Und es gibt eine gewisse Lernkurve, insbesondere aufgrund der verwendeten Motion-Capture-Technologie, die Bewegungen umständlich machen kann.

Im neuen Spiel spielt „This Is Us“-Star Milo Ventimiglia Lt. Cmdr. David Mason, ein Charakter, der erstmals 2012 in „Call of Duty: Black Ops 2“ auftauchte und nun auf der Suche nach einem ehemaligen Waffenhändler ist, der den Tod seines Vaters verursachte und zuvor für tot gehalten wurde.

Die Schauspielerei in „Black Ops 7“ sei „technischer“ als seine früheren Film- und Fernsehrollen, da man sich an ein Boom-Mikrofon oder eine Kamera gewöhnen müsse, die vor ihm herausragen, sagte er. In einem frühen Fall kratzte sich Ventimiglia an der Wange und wurde von der Crew angewiesen, nichts zwischen sein Gesicht und die Kamera zu bringen und das Kratzen pantomimisch außerhalb der Kamera darzustellen, ohne zu bemerken, dass es keine Schauspielerei war.

Dann gab es vierstündige Sitzungen in der Tonkabine, bei denen Dutzende Male auf Dutzende Arten und mit jeder Menge Waffen gesprochen wurde.

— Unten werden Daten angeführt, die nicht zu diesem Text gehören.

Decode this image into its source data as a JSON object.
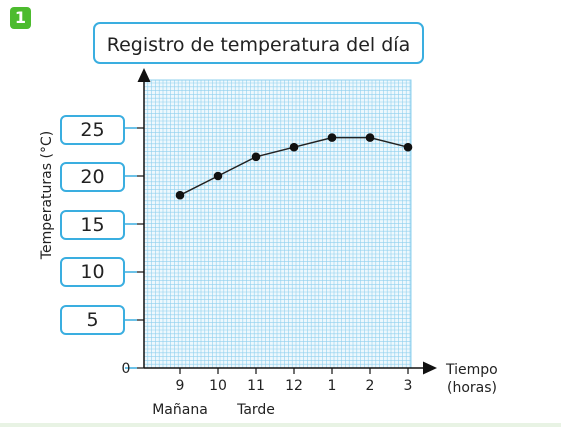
{
  "badge": "1",
  "colors": {
    "accent": "#3aaee0",
    "grid": "#8fd0ee",
    "badge": "#4cbb2e",
    "line": "#222222"
  },
  "chart_data": {
    "type": "line",
    "title": "Registro de temperatura del día",
    "xlabel": "Tiempo (horas)",
    "xlabel_lines": [
      "Tiempo",
      "(horas)"
    ],
    "ylabel": "Temperaturas (°C)",
    "categories": [
      "9",
      "10",
      "11",
      "12",
      "1",
      "2",
      "3"
    ],
    "period_labels": [
      {
        "text": "Mañana",
        "at": "9"
      },
      {
        "text": "Tarde",
        "at": "11"
      }
    ],
    "series": [
      {
        "values": [
          18,
          20,
          22,
          23,
          24,
          24,
          23
        ]
      }
    ],
    "y_ticks": [
      "25",
      "20",
      "15",
      "10",
      "5",
      "0"
    ],
    "ylim": [
      0,
      30
    ],
    "grid": true
  }
}
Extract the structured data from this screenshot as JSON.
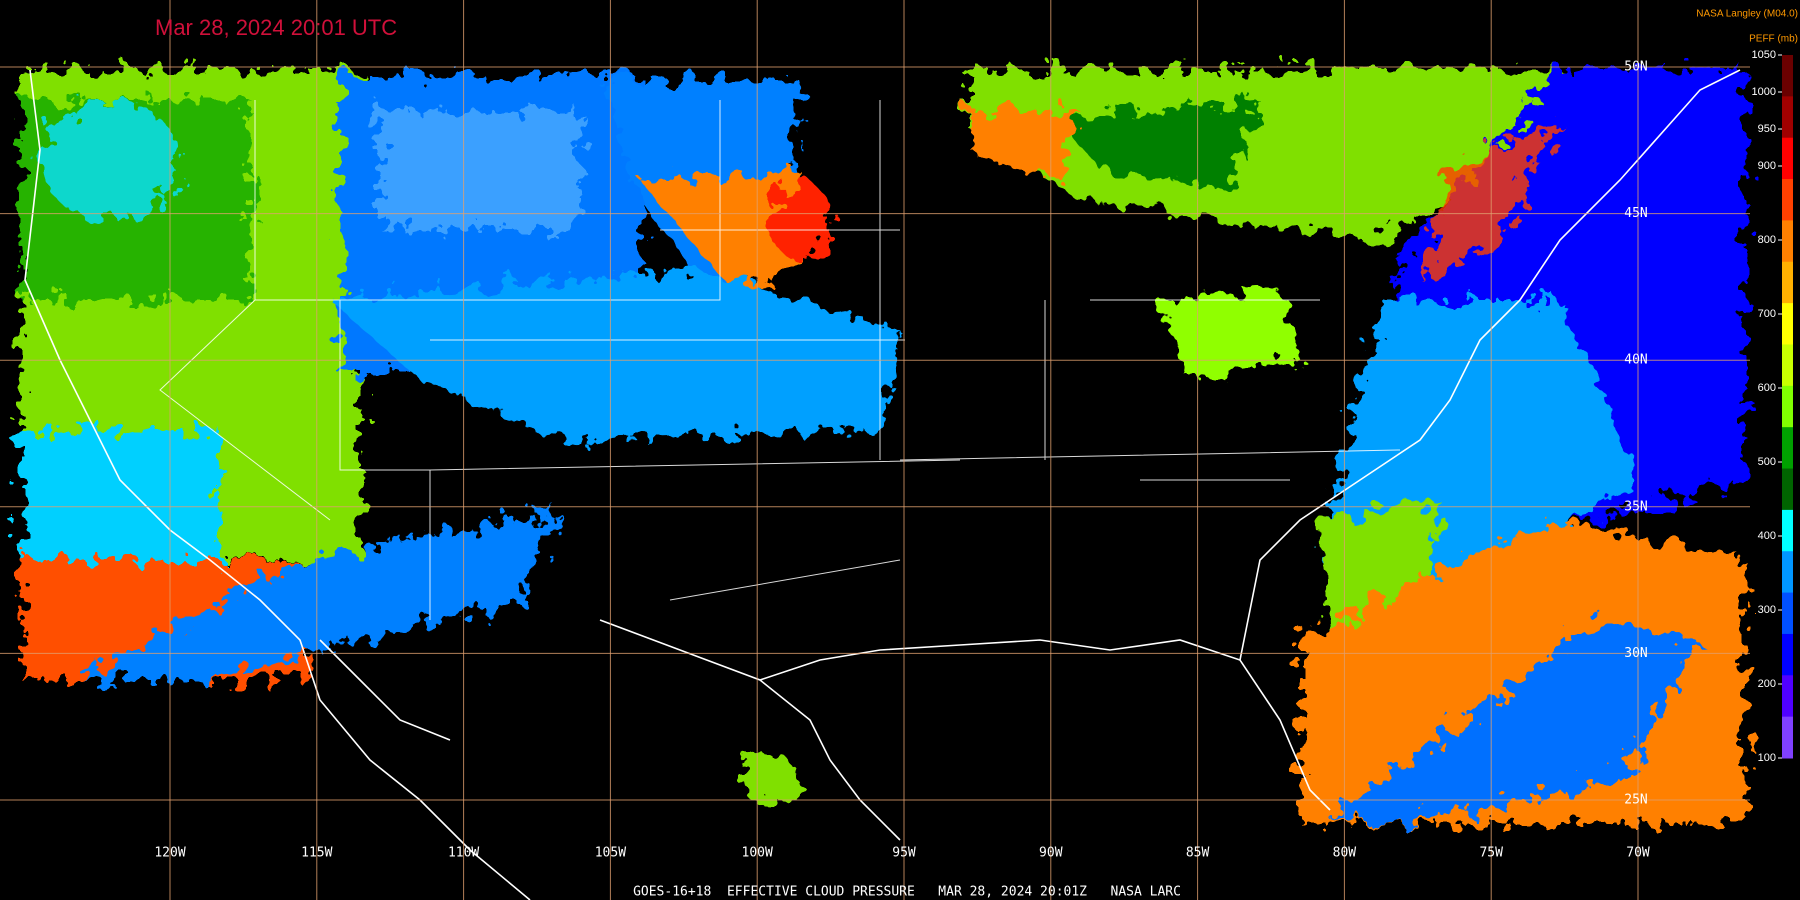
{
  "header": {
    "timestamp": "Mar 28, 2024 20:01 UTC",
    "source": "NASA Langley (M04.0)"
  },
  "colorbar": {
    "title": "PEFF (mb)",
    "ticks": [
      1050,
      1000,
      950,
      900,
      800,
      700,
      600,
      500,
      400,
      300,
      200,
      100
    ],
    "colors": [
      "#6a0000",
      "#a00000",
      "#ff0000",
      "#ff4000",
      "#ff8000",
      "#ffb000",
      "#ffff00",
      "#c8ff00",
      "#80ff00",
      "#00a000",
      "#006400",
      "#00ffff",
      "#0096ff",
      "#0050ff",
      "#0000ff",
      "#5000ff",
      "#8040ff"
    ]
  },
  "map": {
    "longitude_labels": [
      "120W",
      "115W",
      "110W",
      "105W",
      "100W",
      "95W",
      "90W",
      "85W",
      "80W",
      "75W",
      "70W"
    ],
    "latitude_labels": [
      "50N",
      "45N",
      "40N",
      "35N",
      "30N",
      "25N"
    ]
  },
  "footer": {
    "caption": "GOES-16+18  EFFECTIVE CLOUD PRESSURE   MAR 28, 2024 20:01Z   NASA LARC"
  }
}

„Es ist super, super anstrengend, harte Arbeit, macht aber gleichzeitig Spaß“, sagte Ventimiglia. „Wann werden Sie darüber sprechen, Granaten und Blendgranaten zu rufen und verschiedene Waffen einzusetzen? Sehr selten.“

Zur filmischen Qualität tragen auch die hyperrealistischen Darstellungen von Schauspielern, Ausrüstung und Kostümen bei, die das Ergebnis von Scans auf einer Lichtbühne sind, die Gegenstände in 3D nachbilden kann. Haupt- und Hintergrundfiguren sitzen auf einem Stuhl in der Kugel und machen Posen, umgeben von 16 DSLR-Kameras und Dutzenden sechseckigen Lichtern, die einen verschwommenen Schein ausstrahlen. In 1,3 Sekunden werden mehr als 256 Bilder aufgenommen. Hauptdarsteller wie Ventimiglia machen in der Regel bis zu 120 Posen – alles, um sicherzustellen, dass die Nuancen im Gesicht einer Person erfasst werden.

Ein Mann im blauen Hemd steht vor Dutzenden Lichtern.

Evan Buttons, Activision-Direktor für technische Projekte, wird im Gesichtsscan-Studio fotografiert.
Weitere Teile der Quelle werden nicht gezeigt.